Justus for every age
A SNOWMAN IN THE DESERT Peacock Theatre Until July 30
ARGUABLY as a culture we don’t create enough space for older artists. Justus Neuman, the veteran Bruny Island (via Vienna) theatre maker, has challenged this cultural norm with a series of one-person shows.
These shows have directly addressed ageing, using the art form to draw out existential and ethical questions.
Neuman’s clowning tramp is a master of just holding the stage — the kind of performer who makes fascinating the pouring of a glass of water.
His exceptional craft constantly probes the performer’s contract with the audience.
What do we want of this sometimes sad, sometimes wise and mostly good-humoured figure?
His current show presents as an autobiographical work, what co-creator John Bolton calls a “photo album-like show”.

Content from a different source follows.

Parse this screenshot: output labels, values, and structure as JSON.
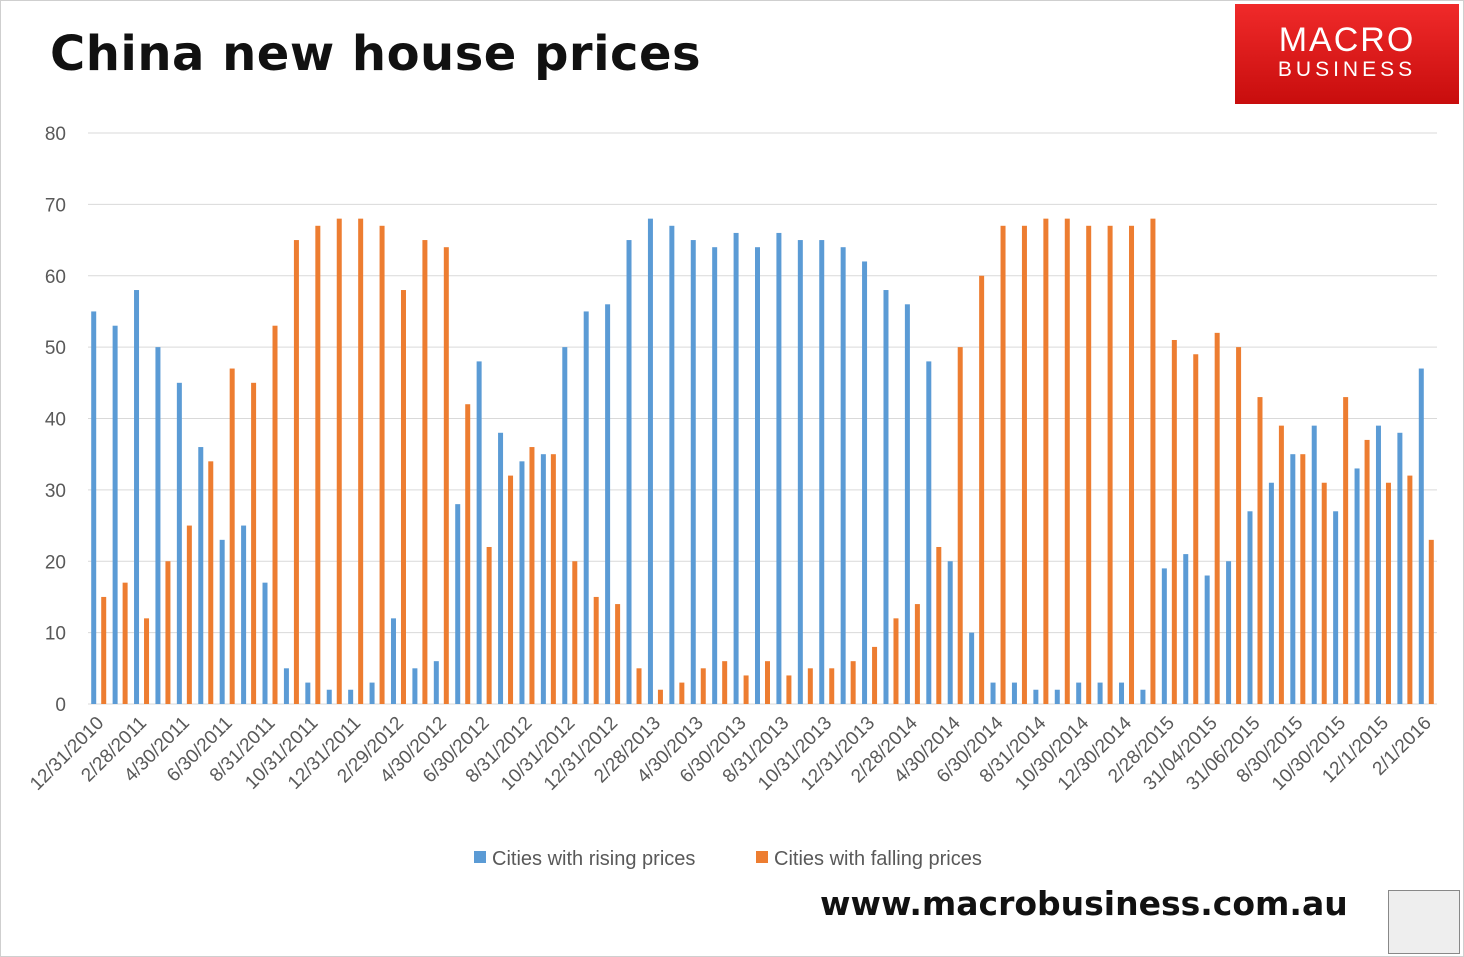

And we loosely follow a narrative through early childhood and into adulthood via a series of theatrical vignettes.
The brilliant sequence of his mother’s hand — a prosthetic prop — is full of childhood perspective and play. But the show pushes a little further. Interspersed across the evening are a series of songs and monologues — the text drawn, I suspect, from playwright and linguist Herbert Maurer.
This provides some of the show’s most powerful moments — the blood and iron evocation of war, genuinely chilling.
But those elements may have stretched the show a little too far.
There is a sense that this show may still be finding a final form.
But Neuman’s stage presence, with a sensitive live score from guitarist Julius Schwing, awaits audiences yet to experience this most gifted of performers.